Using the Serial Port Interface to Access the SDB "v" commands for EPC Micros

Last modified on Wednesday, July 26, 2006

The Problem

The Embedded PC (EPC) micro cards have an Ethernet interface which we have been trying to use with limited success. RMX has never had a TCP/IP stack that was embeddable i.e. can be used in a nucleus-only environment like ours. Thus, Mark Crane made many mods to another stack called Fusion so that it would run under RMX. This mostly works but under heavy load in PR02 and PR04, the micro hangs totally after some relatively short period of time running Ethernet. We think that both SLCnet and Ethernet are unavailable. At least you can't use MD386 to see what's going on. A further obstacle to debugging is that the EPC BIOS trashes parts of memory on reset so even a crash dump is mostly useless.

Therefore it would be nice to have a third way into the micro. Enter the serial port. In configuring the EPC card, we usurp the COM port interrupts but the COM2 port I/O addresses are still accessible. We have terminal servers by which we can access an EPC serial port remotely. We also have a callable interface to the RMX System Debugger (SDB) by which we can access all of the "v" or view commands to examine RMX data structures and information.

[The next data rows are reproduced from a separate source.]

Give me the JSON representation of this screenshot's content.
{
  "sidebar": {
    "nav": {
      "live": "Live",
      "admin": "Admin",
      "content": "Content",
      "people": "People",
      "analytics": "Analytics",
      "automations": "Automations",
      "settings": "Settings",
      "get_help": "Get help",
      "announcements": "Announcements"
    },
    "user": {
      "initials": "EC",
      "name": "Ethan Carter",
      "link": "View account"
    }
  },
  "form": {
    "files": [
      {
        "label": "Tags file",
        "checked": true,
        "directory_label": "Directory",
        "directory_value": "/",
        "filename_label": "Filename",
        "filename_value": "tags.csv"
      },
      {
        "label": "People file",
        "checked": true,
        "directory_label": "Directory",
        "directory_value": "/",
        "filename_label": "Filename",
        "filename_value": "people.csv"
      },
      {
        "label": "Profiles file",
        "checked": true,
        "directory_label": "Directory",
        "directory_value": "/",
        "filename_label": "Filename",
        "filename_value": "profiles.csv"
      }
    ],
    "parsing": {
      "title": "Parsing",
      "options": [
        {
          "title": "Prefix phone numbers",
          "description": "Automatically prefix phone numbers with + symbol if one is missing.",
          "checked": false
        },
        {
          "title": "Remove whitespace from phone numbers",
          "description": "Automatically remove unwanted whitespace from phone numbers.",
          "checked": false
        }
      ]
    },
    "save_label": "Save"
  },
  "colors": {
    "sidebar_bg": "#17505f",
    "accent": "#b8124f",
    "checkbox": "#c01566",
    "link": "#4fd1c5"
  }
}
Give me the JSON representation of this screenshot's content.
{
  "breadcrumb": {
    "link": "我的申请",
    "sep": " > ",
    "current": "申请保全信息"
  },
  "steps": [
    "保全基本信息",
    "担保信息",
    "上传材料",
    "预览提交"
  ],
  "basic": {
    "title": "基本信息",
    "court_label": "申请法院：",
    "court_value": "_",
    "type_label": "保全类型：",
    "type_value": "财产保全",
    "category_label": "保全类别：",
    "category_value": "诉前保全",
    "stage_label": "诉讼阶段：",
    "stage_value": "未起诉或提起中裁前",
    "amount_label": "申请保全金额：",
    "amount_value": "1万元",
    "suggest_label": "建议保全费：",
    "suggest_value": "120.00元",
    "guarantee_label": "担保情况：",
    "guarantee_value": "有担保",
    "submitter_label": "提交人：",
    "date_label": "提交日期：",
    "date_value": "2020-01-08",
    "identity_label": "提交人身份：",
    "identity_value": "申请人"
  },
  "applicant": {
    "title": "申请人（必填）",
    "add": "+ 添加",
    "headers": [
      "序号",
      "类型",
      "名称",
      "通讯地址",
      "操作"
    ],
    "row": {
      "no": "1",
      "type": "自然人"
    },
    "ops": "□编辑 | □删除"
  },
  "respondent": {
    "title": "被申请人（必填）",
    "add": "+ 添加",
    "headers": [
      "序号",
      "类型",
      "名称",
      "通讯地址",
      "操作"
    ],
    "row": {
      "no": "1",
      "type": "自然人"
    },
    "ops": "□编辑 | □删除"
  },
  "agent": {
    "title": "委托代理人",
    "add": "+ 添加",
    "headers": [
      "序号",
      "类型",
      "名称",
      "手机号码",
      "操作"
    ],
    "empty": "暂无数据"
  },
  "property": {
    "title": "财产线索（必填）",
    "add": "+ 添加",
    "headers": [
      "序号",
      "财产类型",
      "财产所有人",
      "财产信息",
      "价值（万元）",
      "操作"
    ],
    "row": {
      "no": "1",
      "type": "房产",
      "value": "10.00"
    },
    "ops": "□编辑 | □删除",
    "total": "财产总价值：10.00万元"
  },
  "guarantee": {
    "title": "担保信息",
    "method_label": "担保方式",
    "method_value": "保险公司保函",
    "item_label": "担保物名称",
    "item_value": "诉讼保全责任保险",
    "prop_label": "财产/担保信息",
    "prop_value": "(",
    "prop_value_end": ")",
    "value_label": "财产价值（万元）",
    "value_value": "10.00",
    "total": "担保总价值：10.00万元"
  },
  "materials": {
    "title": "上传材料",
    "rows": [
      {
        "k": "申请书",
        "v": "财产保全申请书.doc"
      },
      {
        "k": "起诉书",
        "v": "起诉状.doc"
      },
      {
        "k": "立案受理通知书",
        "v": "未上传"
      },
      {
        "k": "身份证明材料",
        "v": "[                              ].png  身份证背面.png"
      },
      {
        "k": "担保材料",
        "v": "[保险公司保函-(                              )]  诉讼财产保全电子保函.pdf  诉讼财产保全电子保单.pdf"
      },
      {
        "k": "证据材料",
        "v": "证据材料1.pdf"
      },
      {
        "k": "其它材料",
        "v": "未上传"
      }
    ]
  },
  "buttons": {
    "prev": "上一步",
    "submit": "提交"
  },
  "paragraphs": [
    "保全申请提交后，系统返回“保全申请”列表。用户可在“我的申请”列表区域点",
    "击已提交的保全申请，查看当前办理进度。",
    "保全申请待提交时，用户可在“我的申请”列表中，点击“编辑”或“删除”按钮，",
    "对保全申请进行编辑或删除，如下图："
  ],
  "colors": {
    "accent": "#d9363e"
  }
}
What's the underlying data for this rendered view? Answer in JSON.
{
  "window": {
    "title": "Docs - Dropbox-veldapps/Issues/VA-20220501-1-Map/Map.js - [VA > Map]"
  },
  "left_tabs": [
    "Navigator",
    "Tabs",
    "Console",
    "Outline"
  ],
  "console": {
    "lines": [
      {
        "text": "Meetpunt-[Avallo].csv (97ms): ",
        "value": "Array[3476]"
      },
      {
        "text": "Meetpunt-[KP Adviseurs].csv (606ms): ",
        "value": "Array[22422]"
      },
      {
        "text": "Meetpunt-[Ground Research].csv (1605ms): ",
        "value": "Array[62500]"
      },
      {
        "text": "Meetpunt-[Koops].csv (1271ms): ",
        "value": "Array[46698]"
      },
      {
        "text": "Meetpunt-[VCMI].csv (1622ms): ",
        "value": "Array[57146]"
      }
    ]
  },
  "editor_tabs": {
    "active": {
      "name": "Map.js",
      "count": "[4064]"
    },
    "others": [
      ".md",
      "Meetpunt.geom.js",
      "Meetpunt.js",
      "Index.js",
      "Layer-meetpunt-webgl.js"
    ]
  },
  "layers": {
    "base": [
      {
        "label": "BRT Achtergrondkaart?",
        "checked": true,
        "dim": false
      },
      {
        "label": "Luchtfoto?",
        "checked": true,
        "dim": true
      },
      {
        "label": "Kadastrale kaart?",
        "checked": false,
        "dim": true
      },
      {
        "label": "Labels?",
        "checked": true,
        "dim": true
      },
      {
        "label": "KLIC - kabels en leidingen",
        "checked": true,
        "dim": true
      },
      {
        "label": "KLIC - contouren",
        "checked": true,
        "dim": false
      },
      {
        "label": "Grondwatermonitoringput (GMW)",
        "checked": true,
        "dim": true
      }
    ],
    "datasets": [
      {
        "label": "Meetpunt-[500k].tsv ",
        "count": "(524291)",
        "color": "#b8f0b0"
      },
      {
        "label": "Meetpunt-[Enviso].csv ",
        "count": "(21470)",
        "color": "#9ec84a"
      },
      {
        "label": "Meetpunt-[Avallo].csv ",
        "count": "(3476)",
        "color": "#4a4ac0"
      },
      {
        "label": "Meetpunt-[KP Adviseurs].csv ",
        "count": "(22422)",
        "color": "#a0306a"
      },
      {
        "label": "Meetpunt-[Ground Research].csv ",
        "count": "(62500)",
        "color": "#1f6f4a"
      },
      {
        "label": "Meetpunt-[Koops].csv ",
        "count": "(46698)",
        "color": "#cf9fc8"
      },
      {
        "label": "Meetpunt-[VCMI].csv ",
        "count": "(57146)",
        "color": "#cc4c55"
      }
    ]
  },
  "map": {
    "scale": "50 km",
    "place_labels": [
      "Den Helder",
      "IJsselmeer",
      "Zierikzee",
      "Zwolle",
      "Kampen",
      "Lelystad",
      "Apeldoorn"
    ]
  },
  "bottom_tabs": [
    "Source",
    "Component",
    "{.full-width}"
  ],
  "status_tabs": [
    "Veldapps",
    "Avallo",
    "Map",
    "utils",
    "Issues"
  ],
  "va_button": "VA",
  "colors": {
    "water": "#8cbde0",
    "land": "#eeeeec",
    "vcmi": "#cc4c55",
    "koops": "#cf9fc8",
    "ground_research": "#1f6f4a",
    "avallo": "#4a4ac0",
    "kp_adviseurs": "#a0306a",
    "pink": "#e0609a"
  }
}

That's nice if the system is still functional enough to schedule a task that can respond to the user's commands and send the result to the serial port. The question is how dead is it? What if it's hung in some ISR or interrupt task? What if RMX itself is not functional? The clock interrupt is the most basic element that must be operational for the system to be at all functional. In additional to the SDB commands, we also need a way to access the system at the most basic level so it seems we also need to extend our hook into the Clock ISR.

The Solution

We take a two-pronged approach to providing a window into the dead system. When the EPC micro starts, a task called crashmain is created at the highest user i.e. non-interrupt task priority. The following is how it works:

Do Forever

Once/second see if there is an input char on the COM2 port

If there is then

read and echo chars until input buffer id full or a CR is entered

send the entered command to SDB and get its output

send the SDB output to the COM2 port

end if

end do

It's about as simple as it gets. The SDB callable interface will give results back for any valid "v" command and reject any garbage input with a "syntax error". The "v" commands are documented in the iRMX System Debugger Reference manual. We have several copies here or you can see the online version at http://www.tenasys.com/irmx_manuals.htm

Additionally we provide a routine in crashmain that is called by the Clock ISR. This routine initially just writes a 'C' character to the serial port every few seconds to show that the Clock is still running. The function of this routine can be expanded arbitrarily depending on the results of our initial debug efforts.

The Usage

The checkpr.com file in slccom: does the telnet for you based on micro name or you can do it manually. The first thing to do is to telnet into the terminal server and port that is connected to the micro you want to debug. The names, ports, userids and passwords can vary with time so you may need to check with the appropriate people to get this info. Here's the current configuration:

Micro	Server Name	Port	Userid
LI34	b5as	4	pepii
PR04	tty04pep00	33	eoic
PR02	tty02pep00	1	eoic

The following example is from a UNIX session connecting to the terminal server b5as and port number 2005 used with LI34 in the test closet. The VMS command format is telnet b5as/port=2005. Bold type is your input.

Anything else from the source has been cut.